# Benchmarking GT4Py

Compare a vanilla Numpy and a GT4Py-powered implementation of some basic mathematical 
operations.

## Data initialization

In [None]:
# Install numexpr if needed
!pip install numexpr

In [1]:
from copy import deepcopy
from gt4py import gtscript
import numpy as np
import numexpr as ne
from tasmania.python.utils.gtscript_utils import (
    set_annotations,
    stencil_add_defs,
    stencil_iadd_defs,
    stencil_sub_defs,
    stencil_isub_defs,
    stencil_mul_defs,
    stencil_imul_defs,
    stencil_scale_defs,
    stencil_iscale_defs,
    stencil_copy_defs,
    stencil_copychange_defs,
    stencil_addsub_defs,
    stencil_iaddsub_defs,
    stencil_fma_defs,
    stencil_sts_rk2_0_defs,
    stencil_sts_rk3ws_0_defs
)
from tasmania.python.utils.storage_utils import zeros

# customizable settings
backend = "gtx86"
dtype = np.float64
storage_shape = (321, 321, 120)
default_origin = (3, 3, 0)

a = zeros(storage_shape, backend, dtype, default_origin)
a[...] = np.random.rand(*storage_shape)
a_dc = deepcopy(a)
b = zeros(storage_shape, backend, dtype, default_origin)
b[...] = np.random.rand(*storage_shape)
c = zeros(storage_shape, backend, dtype, default_origin)
c[...] = np.random.rand(*storage_shape)
d = zeros(storage_shape, backend, dtype, default_origin)

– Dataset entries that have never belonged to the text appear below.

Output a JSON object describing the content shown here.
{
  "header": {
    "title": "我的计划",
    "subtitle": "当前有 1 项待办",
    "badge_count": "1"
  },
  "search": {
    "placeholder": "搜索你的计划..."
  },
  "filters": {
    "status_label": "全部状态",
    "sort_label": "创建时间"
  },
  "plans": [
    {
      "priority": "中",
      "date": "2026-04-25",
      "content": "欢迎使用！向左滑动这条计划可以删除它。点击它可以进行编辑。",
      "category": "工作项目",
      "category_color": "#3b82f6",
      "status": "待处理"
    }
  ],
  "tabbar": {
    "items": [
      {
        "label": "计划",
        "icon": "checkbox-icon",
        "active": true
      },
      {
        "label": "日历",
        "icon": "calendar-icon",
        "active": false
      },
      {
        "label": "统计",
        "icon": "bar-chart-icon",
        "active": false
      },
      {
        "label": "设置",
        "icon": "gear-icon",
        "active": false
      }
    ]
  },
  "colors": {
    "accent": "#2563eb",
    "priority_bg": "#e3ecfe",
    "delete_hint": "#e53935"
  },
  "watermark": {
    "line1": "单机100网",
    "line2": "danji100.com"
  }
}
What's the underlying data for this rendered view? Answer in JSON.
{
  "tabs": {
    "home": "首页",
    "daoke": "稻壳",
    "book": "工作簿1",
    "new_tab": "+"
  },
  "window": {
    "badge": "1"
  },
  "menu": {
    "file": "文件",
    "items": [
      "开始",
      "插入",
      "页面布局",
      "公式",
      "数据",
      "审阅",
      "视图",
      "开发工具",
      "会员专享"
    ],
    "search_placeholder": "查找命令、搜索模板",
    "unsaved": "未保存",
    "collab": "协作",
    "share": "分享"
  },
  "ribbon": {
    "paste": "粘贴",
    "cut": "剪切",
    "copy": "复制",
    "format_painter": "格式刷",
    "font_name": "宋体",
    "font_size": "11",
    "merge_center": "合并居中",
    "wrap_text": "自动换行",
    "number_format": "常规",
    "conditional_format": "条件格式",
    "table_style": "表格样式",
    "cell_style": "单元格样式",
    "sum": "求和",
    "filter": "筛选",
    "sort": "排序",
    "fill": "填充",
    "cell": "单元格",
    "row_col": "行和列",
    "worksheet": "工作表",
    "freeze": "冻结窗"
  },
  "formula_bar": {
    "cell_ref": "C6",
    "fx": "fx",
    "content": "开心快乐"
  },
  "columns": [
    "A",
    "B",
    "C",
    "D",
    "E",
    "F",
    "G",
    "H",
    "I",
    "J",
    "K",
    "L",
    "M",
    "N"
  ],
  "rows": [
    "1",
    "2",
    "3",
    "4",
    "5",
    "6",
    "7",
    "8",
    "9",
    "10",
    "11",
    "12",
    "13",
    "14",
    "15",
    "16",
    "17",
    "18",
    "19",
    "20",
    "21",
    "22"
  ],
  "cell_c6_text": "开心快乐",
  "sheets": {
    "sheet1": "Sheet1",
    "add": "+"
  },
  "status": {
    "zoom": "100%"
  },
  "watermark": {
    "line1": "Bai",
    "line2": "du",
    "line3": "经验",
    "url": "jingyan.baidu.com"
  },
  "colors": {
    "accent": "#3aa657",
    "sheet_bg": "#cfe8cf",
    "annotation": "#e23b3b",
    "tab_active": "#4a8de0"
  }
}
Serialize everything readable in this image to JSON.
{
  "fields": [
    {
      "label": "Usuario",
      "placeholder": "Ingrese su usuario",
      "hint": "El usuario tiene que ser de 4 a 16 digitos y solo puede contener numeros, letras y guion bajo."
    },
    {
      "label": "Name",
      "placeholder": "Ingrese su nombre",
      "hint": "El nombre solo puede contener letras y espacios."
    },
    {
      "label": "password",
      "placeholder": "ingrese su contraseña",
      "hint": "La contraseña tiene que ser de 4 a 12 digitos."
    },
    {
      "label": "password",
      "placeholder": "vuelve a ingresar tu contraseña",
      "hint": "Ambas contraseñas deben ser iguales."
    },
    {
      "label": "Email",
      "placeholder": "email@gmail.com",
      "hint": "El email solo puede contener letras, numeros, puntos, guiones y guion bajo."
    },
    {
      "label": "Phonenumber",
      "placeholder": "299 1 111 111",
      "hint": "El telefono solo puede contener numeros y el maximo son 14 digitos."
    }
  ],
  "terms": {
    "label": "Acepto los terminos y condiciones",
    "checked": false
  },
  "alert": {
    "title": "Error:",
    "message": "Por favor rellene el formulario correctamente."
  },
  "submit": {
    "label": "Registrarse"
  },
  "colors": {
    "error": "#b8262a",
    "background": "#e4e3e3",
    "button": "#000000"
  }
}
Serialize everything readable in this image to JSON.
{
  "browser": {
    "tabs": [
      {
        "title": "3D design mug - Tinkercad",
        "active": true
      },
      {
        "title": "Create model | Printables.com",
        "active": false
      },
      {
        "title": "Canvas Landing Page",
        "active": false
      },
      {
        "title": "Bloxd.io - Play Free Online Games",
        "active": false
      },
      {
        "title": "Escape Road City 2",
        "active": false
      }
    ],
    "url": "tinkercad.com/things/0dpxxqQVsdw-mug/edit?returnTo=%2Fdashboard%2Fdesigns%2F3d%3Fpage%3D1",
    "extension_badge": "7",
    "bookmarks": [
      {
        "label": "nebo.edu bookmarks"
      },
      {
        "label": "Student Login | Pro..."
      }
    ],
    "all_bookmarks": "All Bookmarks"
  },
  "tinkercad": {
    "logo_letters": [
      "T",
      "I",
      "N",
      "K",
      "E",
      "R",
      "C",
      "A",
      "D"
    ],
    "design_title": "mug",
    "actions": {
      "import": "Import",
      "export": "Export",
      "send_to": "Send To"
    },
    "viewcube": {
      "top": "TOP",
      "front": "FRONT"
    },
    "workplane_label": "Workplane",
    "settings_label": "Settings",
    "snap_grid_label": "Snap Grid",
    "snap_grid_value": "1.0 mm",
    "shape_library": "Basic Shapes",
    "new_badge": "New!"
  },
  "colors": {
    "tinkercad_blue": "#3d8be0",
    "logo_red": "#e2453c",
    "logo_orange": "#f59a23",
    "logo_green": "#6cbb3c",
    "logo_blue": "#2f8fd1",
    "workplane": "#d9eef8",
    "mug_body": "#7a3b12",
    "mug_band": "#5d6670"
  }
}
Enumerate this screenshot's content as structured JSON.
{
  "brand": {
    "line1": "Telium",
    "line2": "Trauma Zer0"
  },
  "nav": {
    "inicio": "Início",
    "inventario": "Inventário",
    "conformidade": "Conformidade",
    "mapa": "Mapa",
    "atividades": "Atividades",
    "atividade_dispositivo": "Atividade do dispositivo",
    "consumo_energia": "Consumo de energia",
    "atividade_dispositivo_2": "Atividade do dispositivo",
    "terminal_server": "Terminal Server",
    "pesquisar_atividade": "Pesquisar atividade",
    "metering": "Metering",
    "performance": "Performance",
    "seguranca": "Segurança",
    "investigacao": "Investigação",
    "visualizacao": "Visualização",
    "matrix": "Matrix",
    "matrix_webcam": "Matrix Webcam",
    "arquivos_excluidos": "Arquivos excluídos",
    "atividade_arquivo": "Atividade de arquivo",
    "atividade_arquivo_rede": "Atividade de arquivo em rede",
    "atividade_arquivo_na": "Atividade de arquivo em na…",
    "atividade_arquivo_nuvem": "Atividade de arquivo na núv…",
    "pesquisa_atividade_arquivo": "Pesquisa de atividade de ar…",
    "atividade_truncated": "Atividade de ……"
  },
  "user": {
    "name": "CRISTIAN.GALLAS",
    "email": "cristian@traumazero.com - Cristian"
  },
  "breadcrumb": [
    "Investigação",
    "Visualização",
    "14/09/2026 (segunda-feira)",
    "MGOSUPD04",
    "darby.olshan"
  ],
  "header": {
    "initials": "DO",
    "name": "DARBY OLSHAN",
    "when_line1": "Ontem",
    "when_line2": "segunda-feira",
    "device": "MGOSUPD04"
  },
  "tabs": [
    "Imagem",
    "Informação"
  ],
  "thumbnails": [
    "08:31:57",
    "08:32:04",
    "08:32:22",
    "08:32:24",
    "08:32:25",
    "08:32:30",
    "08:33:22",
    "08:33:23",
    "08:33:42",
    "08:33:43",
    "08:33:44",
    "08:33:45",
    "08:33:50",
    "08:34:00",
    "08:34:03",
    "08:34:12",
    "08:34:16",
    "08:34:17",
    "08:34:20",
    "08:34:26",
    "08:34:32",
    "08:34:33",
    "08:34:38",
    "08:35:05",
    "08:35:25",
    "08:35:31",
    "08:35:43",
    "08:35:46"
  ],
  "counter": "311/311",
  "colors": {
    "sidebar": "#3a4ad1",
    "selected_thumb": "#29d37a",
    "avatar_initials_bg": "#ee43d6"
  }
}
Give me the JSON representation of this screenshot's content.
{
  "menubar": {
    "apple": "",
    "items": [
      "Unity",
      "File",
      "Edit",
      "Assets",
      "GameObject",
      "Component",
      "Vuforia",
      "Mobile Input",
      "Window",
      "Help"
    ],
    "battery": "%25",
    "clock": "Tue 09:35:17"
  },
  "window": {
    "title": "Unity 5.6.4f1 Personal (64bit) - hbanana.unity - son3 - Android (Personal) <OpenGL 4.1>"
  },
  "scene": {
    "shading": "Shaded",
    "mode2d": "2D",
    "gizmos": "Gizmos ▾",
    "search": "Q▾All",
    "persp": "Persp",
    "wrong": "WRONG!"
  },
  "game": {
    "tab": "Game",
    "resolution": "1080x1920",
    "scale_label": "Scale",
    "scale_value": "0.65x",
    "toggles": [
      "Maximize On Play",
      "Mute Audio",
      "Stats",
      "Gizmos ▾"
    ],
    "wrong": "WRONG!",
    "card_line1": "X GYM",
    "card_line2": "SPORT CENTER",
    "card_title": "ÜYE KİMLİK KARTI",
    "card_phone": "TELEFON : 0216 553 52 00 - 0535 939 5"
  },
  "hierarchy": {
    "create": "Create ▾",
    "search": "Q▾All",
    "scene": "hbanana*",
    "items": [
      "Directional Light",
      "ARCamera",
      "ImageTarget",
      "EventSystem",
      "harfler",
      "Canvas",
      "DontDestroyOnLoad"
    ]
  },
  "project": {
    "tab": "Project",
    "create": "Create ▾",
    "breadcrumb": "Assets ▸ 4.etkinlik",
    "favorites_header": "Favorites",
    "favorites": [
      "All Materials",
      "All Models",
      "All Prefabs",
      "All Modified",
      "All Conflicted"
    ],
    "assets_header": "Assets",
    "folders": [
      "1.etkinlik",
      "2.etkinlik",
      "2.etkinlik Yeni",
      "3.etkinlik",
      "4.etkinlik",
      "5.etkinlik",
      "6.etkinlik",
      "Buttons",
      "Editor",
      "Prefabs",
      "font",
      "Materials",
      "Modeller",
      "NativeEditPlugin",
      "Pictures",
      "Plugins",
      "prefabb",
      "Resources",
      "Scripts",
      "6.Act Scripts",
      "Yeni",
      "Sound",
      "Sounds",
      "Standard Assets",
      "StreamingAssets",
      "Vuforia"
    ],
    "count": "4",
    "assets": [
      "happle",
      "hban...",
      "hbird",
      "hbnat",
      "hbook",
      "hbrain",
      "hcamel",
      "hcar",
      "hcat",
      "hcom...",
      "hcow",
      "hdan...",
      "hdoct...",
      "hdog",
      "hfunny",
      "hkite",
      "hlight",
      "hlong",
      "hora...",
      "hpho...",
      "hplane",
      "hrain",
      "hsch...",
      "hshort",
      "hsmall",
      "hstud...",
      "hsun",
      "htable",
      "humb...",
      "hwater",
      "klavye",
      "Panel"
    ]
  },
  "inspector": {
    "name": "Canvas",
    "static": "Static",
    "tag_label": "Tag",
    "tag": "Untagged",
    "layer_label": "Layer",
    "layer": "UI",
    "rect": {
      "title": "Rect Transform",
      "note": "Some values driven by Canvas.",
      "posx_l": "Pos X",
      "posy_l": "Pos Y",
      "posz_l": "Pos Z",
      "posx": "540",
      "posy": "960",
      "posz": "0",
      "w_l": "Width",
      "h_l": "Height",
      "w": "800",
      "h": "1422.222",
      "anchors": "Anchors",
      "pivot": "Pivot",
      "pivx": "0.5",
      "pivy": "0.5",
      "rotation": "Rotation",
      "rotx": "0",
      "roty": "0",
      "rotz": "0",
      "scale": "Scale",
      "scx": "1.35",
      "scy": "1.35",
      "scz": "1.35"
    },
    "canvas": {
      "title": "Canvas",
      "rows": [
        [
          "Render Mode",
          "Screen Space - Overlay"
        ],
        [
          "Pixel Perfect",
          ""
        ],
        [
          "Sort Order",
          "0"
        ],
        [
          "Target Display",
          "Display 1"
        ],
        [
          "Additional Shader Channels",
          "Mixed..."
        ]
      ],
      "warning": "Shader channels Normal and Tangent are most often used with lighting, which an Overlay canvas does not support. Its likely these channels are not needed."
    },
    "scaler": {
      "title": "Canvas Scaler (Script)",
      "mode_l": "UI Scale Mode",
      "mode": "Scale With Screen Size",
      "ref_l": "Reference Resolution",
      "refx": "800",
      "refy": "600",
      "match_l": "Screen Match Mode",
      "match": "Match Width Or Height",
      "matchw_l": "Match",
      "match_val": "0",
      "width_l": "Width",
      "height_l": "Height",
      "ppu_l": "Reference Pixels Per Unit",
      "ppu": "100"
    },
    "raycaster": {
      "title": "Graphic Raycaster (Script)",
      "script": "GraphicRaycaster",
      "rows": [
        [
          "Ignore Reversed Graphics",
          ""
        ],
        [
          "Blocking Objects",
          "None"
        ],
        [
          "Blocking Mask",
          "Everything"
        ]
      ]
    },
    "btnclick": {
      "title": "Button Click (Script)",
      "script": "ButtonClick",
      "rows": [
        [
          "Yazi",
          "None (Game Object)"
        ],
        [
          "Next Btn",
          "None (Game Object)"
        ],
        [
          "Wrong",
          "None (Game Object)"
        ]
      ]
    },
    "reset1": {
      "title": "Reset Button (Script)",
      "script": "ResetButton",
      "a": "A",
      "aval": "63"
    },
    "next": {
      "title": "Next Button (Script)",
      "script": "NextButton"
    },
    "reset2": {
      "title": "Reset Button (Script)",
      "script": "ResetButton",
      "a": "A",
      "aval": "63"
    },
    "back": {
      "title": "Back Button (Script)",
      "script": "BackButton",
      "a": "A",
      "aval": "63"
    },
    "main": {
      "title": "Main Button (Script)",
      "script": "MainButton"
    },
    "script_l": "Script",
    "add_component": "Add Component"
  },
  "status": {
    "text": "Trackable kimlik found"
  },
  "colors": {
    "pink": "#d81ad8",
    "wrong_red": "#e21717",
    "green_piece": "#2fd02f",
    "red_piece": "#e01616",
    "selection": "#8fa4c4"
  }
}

f = np.random.rand(1).item()

  class DataArray(xr.DataArray):


## add

In [2]:
# numpy
%timeit c[...] = a[...] + b[...]

31.7 ms ± 818 µs per loop (mean ± std. dev. of 7 runs, 10 loops each)


In [3]:
# numexpr with assignment
%timeit c[...] = ne.evaluate("a + b")

41.1 ms ± 845 µs per loop (mean ± std. dev. of 7 runs, 10 loops each)


In [4]:
# numexpr
%timeit c = ne.evaluate("a + b")

27.4 ms ± 431 µs per loop (mean ± std. dev. of 7 runs, 10 loops each)


In [5]:
# gt4py
set_annotations(stencil_add_defs, dtype)
stencil_add = gtscript.stencil(
    backend=backend, definition=stencil_add_defs, rebuild=False
)
%timeit stencil_add(in_a=a, in_b=b, out_c=c, origin=(0, 0, 0), domain=storage_shape)

22 ms ± 730 µs per loop (mean ± std. dev. of 7 runs, 10 loops each)


In [6]:
# gt4py: make origin coincide with default_origin
domain = tuple(s - 2*d for s, d in zip(storage_shape, default_origin))
%timeit stencil_add(in_a=a, in_b=b, out_c=c, origin=default_origin, domain=domain)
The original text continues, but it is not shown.